Variability in Basal Metabolic Rate of a Long-Distance Migrant Shorebird (Red Knot, Calidris canutus) Reflects Shifts in Organ Sizes

Abstract

We studied differences in body composition and basal metabolic rate (BMR, measured in postabsorptive birds under thermoneutral conditions at night) in two subspecies of red knots, Calidris canutus: one that spends the nonbreeding season under energetically costly climatic conditions at temperate latitudes (subspecies islandica in western Europe) and one that winters in the hot and humid tropics (subspecies canutus in West and South Africa). To examine whether the possible differences would be upheld under identical conditions, we kept both groups in captivity as well Body composition was quantified with respect to the fat and lean components of 10 "organs" (breast muscles, leg muscles, stomach, intestine, liver, kidneys, lungs, heart, and the skin, and skeleton and attached muscle). Captive birds had lighter lean tissues than wild birds, especially those of the stomach, intestine, kidneys, and liver (the nutritional organs).
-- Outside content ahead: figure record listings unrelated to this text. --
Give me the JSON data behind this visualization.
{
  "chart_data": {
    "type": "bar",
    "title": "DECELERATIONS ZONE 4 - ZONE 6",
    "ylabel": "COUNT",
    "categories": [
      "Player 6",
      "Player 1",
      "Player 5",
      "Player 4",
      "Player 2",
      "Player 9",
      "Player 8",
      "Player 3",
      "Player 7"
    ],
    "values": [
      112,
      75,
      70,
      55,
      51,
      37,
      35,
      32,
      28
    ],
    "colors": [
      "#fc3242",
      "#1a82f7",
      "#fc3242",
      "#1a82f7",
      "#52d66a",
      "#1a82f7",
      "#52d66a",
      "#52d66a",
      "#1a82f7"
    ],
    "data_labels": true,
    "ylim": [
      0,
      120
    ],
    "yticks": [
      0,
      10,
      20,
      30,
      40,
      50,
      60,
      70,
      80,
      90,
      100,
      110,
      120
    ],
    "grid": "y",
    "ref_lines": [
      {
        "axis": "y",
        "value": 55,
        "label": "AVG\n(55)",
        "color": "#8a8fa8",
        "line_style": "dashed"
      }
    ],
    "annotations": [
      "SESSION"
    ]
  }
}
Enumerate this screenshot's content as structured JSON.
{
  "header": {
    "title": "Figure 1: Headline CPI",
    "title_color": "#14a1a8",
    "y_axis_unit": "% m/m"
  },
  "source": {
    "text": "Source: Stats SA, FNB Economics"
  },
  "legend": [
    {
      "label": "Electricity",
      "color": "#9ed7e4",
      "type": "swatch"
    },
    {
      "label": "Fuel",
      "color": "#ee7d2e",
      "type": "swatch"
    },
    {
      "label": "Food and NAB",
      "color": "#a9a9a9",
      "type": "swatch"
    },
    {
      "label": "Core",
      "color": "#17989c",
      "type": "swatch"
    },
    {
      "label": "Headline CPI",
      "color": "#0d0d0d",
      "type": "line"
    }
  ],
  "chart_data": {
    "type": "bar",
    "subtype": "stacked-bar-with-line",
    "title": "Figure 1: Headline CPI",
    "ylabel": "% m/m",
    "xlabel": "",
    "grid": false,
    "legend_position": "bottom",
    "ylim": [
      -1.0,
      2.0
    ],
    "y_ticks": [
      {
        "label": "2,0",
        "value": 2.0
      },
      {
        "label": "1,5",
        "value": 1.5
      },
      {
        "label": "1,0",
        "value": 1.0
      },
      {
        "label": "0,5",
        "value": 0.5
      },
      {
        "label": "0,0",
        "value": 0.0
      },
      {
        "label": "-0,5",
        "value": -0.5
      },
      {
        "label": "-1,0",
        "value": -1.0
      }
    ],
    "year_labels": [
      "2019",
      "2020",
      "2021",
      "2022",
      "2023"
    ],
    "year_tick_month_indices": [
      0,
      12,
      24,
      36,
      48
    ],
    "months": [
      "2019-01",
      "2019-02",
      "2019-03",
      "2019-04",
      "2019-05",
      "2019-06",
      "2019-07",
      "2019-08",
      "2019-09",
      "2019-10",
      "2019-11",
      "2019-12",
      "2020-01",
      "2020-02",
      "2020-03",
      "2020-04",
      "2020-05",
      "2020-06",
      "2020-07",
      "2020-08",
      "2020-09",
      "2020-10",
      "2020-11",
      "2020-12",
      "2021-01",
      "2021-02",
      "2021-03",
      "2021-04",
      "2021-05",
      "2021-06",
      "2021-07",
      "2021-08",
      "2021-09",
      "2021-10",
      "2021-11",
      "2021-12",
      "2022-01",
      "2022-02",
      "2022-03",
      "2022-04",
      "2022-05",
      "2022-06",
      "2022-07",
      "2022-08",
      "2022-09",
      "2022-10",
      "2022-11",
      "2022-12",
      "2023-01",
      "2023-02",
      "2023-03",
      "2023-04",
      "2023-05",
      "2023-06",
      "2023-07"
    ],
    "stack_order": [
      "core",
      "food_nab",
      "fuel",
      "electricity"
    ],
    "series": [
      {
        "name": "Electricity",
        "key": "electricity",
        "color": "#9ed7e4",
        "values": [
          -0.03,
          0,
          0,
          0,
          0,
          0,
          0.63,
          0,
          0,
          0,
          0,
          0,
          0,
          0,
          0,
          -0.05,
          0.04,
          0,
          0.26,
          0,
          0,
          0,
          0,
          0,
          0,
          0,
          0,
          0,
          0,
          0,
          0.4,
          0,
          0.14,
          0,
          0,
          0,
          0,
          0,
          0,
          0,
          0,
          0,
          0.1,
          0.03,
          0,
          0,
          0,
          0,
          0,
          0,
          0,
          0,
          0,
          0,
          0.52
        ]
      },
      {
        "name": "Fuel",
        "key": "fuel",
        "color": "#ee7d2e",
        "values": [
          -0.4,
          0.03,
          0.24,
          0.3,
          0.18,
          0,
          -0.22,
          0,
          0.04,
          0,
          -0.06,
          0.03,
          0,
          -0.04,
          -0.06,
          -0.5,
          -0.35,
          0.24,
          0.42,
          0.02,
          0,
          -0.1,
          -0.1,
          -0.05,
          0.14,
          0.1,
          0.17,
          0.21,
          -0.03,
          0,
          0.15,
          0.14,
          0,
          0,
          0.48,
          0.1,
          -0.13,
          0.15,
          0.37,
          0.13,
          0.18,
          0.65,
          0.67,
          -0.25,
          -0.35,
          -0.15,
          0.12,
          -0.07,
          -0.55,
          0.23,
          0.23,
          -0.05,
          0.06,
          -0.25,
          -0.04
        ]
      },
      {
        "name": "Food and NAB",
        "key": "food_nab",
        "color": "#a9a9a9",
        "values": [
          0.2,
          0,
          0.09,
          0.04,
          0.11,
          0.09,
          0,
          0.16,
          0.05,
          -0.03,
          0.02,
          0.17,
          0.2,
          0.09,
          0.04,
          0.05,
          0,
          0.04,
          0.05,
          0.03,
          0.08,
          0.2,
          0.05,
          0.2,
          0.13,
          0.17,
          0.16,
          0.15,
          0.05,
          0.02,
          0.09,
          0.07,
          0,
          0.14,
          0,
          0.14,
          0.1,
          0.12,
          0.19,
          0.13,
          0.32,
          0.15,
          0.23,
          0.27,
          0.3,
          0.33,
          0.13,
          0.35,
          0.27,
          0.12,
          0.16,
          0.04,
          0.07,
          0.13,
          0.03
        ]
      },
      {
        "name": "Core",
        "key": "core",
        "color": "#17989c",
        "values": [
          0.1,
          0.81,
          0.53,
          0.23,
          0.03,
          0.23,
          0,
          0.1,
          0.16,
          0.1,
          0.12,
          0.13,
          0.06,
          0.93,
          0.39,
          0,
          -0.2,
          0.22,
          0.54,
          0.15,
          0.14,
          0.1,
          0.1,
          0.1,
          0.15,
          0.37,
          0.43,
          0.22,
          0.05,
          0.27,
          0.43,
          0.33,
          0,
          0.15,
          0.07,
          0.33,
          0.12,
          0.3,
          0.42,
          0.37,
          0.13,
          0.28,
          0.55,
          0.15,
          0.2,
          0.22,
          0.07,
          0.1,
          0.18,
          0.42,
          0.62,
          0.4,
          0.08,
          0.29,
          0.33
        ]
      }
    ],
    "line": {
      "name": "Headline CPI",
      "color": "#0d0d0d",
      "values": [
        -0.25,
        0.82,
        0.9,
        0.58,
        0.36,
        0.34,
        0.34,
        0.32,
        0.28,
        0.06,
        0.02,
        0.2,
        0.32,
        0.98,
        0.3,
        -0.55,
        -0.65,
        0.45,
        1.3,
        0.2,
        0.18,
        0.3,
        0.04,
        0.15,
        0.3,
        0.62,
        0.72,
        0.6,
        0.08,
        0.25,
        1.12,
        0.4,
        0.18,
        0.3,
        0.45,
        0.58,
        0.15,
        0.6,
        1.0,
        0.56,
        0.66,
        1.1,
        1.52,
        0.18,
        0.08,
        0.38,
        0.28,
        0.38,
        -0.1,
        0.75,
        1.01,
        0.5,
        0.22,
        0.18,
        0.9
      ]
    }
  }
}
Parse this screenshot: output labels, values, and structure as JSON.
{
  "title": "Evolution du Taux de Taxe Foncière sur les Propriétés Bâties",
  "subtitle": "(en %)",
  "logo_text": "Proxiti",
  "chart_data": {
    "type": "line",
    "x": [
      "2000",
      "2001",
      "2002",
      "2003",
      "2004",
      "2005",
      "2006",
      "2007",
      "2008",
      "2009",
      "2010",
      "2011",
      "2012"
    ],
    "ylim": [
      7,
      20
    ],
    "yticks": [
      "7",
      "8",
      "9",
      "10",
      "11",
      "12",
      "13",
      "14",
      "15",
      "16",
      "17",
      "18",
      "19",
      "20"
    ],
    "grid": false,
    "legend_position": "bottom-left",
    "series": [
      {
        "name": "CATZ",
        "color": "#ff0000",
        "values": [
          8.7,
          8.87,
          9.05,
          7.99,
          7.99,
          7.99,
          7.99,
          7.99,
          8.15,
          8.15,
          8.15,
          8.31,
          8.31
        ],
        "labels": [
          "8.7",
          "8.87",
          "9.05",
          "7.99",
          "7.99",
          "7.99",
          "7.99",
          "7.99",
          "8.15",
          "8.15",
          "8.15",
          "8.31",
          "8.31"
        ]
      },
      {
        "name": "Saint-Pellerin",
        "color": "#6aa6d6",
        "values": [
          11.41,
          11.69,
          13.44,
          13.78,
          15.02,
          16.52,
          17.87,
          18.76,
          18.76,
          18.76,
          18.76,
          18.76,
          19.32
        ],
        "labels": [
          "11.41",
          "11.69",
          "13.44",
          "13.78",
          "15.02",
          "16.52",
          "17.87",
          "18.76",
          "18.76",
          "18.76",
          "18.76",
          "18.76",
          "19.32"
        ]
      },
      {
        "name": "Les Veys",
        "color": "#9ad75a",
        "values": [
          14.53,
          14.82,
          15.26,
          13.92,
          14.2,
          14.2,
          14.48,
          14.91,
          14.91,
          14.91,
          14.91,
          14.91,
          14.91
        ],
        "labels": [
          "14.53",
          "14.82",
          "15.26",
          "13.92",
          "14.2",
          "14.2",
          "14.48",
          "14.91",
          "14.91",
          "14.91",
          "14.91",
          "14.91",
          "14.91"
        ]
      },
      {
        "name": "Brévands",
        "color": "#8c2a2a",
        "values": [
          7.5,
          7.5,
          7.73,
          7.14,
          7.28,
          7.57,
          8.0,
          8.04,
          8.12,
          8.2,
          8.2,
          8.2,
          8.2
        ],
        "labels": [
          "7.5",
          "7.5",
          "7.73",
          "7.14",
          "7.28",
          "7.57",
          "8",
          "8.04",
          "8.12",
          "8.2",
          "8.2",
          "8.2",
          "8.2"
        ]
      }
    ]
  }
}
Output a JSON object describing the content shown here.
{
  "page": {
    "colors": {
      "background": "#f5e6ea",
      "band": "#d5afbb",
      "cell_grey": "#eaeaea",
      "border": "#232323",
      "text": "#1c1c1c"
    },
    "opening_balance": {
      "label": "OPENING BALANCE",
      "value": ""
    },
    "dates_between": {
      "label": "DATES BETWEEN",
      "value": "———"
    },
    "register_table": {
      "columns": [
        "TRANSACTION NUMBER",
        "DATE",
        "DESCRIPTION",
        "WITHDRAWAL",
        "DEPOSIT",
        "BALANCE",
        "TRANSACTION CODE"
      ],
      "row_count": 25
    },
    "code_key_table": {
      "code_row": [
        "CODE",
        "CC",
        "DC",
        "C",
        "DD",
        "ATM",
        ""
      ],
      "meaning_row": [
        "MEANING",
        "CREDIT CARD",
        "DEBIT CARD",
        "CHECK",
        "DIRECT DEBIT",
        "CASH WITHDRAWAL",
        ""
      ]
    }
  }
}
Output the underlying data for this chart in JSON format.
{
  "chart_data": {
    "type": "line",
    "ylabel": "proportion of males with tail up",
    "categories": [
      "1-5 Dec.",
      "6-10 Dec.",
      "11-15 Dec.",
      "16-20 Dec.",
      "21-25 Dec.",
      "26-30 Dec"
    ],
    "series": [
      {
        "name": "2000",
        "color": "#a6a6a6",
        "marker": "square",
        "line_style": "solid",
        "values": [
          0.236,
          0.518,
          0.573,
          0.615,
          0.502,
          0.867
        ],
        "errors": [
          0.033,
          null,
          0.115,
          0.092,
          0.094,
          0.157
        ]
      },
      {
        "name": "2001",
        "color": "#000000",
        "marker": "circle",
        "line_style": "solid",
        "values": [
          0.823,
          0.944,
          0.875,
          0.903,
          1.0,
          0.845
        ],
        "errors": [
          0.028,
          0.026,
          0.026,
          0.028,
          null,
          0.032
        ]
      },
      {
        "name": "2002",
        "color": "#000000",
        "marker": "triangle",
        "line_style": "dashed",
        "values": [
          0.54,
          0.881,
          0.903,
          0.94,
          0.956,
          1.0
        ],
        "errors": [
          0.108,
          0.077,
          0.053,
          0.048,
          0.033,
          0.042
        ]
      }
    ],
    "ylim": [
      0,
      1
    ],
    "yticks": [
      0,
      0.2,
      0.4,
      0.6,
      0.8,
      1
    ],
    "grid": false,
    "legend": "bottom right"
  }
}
During the northern winter wild islandica knots had higher lean masses than canutus knots in tropical Africa. Tropically wintering red knots had lower BMRs than their temperate-wintering conspecifics, and birds in long-term captivity had lower BMR values than their free-living counterparts. Average BMR values per category of birds (wild or captive of either subspecies) were strongly correlated with the group averages of lean mass. Prediction of BMR on the basis of total lean mass of red knots undergoing incipient starvation follows this same relationship because metabolically active tissue is being depleted. That the two subspecies converged to similar body composition in captivity indicates that individual red knots may possess considerable flexibility. We argue that red knots, and probably most other long-distance migrants, have metabolic machinery that is able to adjust continuously, depending on the ecological conditions and food types encountered in the course of the year. We further argue that variation in (functional components of) lean mass is the vehicle for seasonal adjustments in metabolic physiology to variable demand levels. Body mass adjustments offer a flexible response enabling red knots to economize on total daily metabolic expenditure whenever conditions allow a relaxation of metabolic scope, such as during winter in the Tropics.